“The rules are really clear and so are the consequences for breaching these rules. We want to see these forecast price changes flow through to Australian families, pensioners and small businesses who are doing it tough.”
Energy experts have previously said that while there may be other factors, the earlier drop in futures prices was mostly due to the government’s temporary caps of $12 a gigajoule on gas and $125 a tonne on thermal coal announced in December.
The Grattan Institute’s deputy program director for climate and energy, Alison Reeve, said the drop in futures prices was probably mostly due to the price caps, although possible other factors included a decline in international prices, and coal mines coming back online after flooding events.
“There could also be other things at play … but that drop is pretty sharp, and when you look at it, the drop is highest in Queensland and NSW, states mostly affected by the price cap,” she said.
The Australian Energy Regulator determines the so-called “default market offer” – price caps on what retailers can charge households and businesses that don’t take up special deals or bundle utilities bills – with the final determination to be released by May.

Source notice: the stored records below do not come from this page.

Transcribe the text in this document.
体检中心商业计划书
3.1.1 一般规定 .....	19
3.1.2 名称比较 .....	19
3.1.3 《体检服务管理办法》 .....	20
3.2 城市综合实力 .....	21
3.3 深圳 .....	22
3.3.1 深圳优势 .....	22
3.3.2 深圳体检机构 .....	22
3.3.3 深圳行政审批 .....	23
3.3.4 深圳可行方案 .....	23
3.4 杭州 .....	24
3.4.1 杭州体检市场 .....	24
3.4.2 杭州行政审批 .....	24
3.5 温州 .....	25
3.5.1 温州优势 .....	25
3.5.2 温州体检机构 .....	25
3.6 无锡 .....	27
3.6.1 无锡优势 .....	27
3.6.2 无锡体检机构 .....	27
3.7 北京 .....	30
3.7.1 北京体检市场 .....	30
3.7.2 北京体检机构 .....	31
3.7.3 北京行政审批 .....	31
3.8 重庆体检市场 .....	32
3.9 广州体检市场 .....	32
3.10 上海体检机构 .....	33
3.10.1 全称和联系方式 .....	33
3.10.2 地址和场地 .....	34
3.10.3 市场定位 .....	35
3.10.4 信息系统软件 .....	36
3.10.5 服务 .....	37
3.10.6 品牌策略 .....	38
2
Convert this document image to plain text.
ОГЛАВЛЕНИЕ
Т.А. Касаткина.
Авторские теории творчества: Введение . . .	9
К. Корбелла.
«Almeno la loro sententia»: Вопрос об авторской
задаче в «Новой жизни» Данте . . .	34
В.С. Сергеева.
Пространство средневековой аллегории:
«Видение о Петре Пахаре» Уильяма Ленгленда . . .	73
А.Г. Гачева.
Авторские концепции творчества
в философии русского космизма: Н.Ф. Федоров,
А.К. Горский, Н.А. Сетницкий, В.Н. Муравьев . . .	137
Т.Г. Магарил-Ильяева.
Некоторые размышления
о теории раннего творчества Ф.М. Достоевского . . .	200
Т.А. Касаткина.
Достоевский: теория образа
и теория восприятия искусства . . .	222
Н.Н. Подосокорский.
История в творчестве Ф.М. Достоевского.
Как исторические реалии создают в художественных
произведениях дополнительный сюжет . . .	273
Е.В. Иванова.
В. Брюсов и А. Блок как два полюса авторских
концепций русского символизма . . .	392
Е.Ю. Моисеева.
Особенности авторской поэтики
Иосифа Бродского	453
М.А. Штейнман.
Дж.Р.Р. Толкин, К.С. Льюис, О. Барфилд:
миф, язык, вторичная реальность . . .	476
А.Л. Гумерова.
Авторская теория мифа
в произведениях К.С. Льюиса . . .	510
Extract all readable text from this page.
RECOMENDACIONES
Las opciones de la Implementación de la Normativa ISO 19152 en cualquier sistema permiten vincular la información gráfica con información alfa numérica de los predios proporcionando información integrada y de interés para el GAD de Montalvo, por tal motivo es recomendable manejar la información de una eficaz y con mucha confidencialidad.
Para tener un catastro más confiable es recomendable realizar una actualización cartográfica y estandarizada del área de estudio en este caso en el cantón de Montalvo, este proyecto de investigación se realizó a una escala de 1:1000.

It will factor in energy futures markets, as well as the cost of generation for electricity generators and market confidence.
Following the government’s intervention in the energy market announced in December, Chalmers said his second budget in May would include further cost-of-living measures “without adding to inflation”. The RBA published updated economic forecasts on Friday that showed inflation being revised down slightly, “reflecting downward revisions to energy price increases” in 2023 and 2024.
While economists last week warned of an increased chance of Australia falling into recession next year following the RBA’s latest cash rate rise, Chalmers said that “was not the expectation of the people who put together the government’s forecasts”.
“I think everybody, including the government’s forecasters and the Reserve Bank’s forecasters, think that a combination of higher interest rates and global uncertainty will slow our economy substantially this year,” Chalmers said.
“But the government is not currently anticipating a recession.”
Chalmers said a centrepiece of the May budget will be a further package of power bill relief, including consumer rebates, which is being worked on with the states and territories.
“We’re still finalising the budget, we know that relief for electricity bills will be a big part of it,” he said.
“If there’s more that we can do to ease some of these cost-of-living pressures, we’ll look at it. But we need to weigh that against all of the other priorities in national security and in some of the other areas which are important to us as well.”
He said the challenge of trying to keep a lid on inflation was the “biggest defining issue in our economy and it’s the major focus of the government”.
“We’ve got to make sure that in providing cost-of-living relief, we’re not adding to the inflation problem,” he said.
“We’ve got to make sure that there’s an economic dividend to what we’re proposing, and we’ve got to make sure it all adds up. And that means inevitably difficult decisions about what we can afford and what we can’t.”
With the government so far declining to scrap the stage three tax cuts to come into effect next year, many economists have called on it to instead tackle the billions of dollars leaking every year out of the income tax system and into concessions in superannuation, trusts, negative gearing and capital gains.
Chalmers also revealed that later this month he will release a Treasury analysis of the cost to the budget of the tax deductions as part of Treasury’s annual statement on “tax expenditures”.
While Chalmers said he was doing this “in the interests of transparency”, the move suggests he could be laying the groundwork to address some of the loopholes in the years ahead.
Chalmers says he needs to walk the line between giving Australians relief from cost-of-living pressures and not adding to inflation in the May budget.Credit:Alex Ellinghausen
He also said implementing the government’s crackdown on multinational tax avoidance would be a “big agenda” this year.
“We’ve got changes already in the system that we need to bed down and engagement with the world which we’re continuing to do. And we’ll bed those two sets of things down as a priority,” he said.
Chalmers said Russia’s invasion of Ukraine, which has been a big reason for turmoil in the global economy and spiralling energy prices, showed that national security and economic policy was now “almost indistinguishable”.
“I think when it comes to the war in Ukraine, clearly, it has taught us that the more self-reliance we can have on energy, the better,” he said.
“When the world is an uncertain and often dangerous place, then you need to make sure that your supply chains are reliable. And that means dealing with people that you can trust.
“The challenge for us is to make sure that we learn the lessons from the war in Ukraine, but not over-learn them, not pretend that everybody should retreat completely into this kind of comfy isolationism.”
He said the opportunities for Australia’s fledgling critical minerals and clean hydrogen technologies were “almost limitless”.
“There’s no net zero without critical minerals,” he said.
Asked whether the budget would include an increase to the Newstart payment to help unemployed Australians, Chalmers said he would wait for the recommendations of the “inclusion” committee chaired by former Labor minister Jenny Macklin.
“We’ll obviously listen respectfully to that when we get the report and we get their advice,” he said.